Google – whose entire business model is built on centralized surveillance to secretly tax everything you do – has published new research on privacy-preserving digital cash.
Anonymous Quantum Tokens with Classical Verification
Google Quantum AI (the authors’ affiliation) is their quantum computing research division. They’re racing against all the other commercially sponsored academics to demonstrate “supremacy” by proving practical quantum applications.
This paper is academic, not a product Google intends to deploy yet, but still worth unpacking.
It’s basically like reading about tobacco companies funding cancer research. It’s like reading about oil companies funding climate research.
Google’s source of income:
- Chrome tracks your browsing
- Android tracks your location
- Gmail scans your email
- Google Ads follows you everywhere
- They’ve lobbied against privacy regulations
This paper:
- Users can detect if they’re being tracked
- Cryptographic guarantees of anonymity
- Explicitly designed to prevent surveillance
This trust scheme requires a trusted bank/issuer to mint and verify tokens. Security comes from quantum mechanics (unconditional) generating tokens that are explicitly one-time-use. There’s no distributed or shared record of all transactions, just the bank’s private verification history. It is like physical cash or centralized payment systems where you trust the issuer yet want anonymity.
Maybe Google will patent it such that it can never happen without them. This is straight from the tech monopoly playbook. See: Google’s codec patents, Apple’s design patents, pharma evergreening.
Or maybe it’s about selling centrally planned and controlled infrastructure. It’s the predatory Oracle database model – you think you’re independent, but you’re codependent on their abusive stack forever.
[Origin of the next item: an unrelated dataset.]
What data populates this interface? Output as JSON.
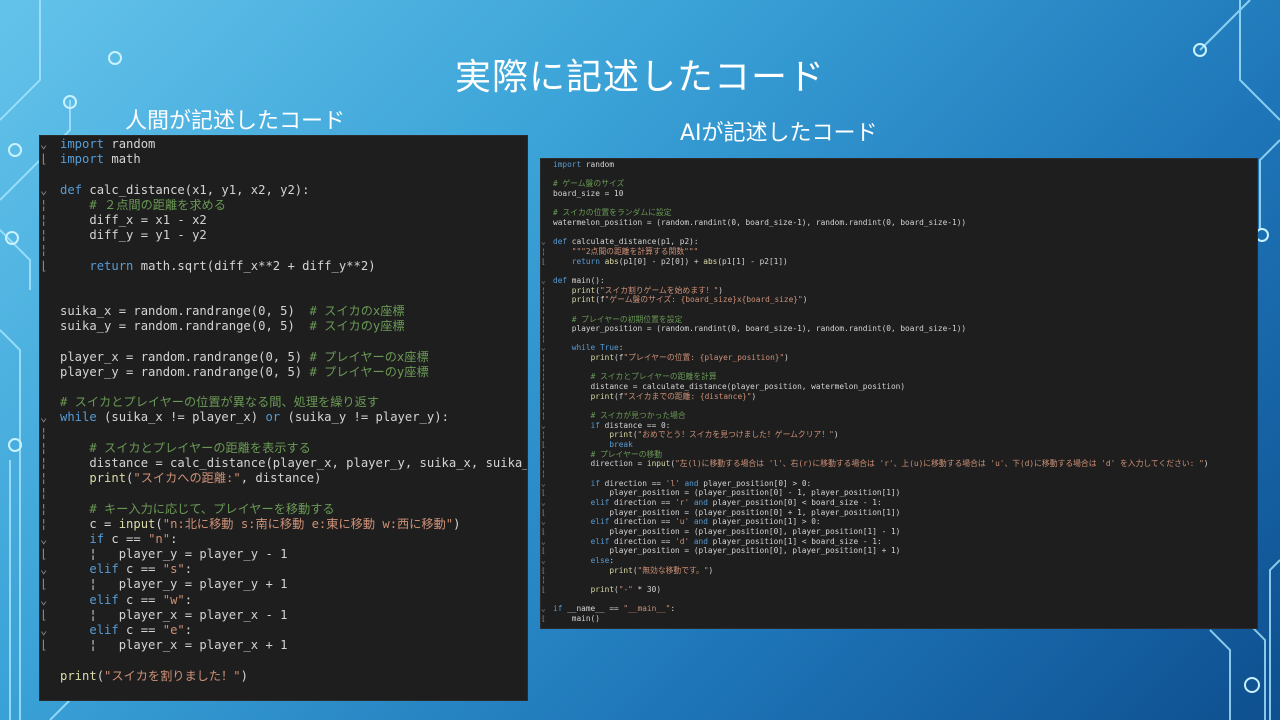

If a central bank implemented this, would they use Google’s quantum infrastructure? (Vendor lock-in) More importantly, would Google have backdoor access? (National security concerns) What other reasons would Google want this to be realized, since it reduces ad targeting potential? Is it like Coke selling water?
If Google provides the infrastructure, they control the hardware that mints tokens. They could inject distinguishable states at manufacturing, while the “identical token” guarantee depends entirely on trusting Google’s implementation. This is like Juniper routers with NSA backdoors, but quantum.
The question is whether anyone should trust Google-controlled infrastructure for privacy, regardless of the math.
The answer is obviously no.
This theoretical framework for quantum surveillance resistant to mathematical proof is highly vulnerable to implementation compromises in every layer of the stack they control.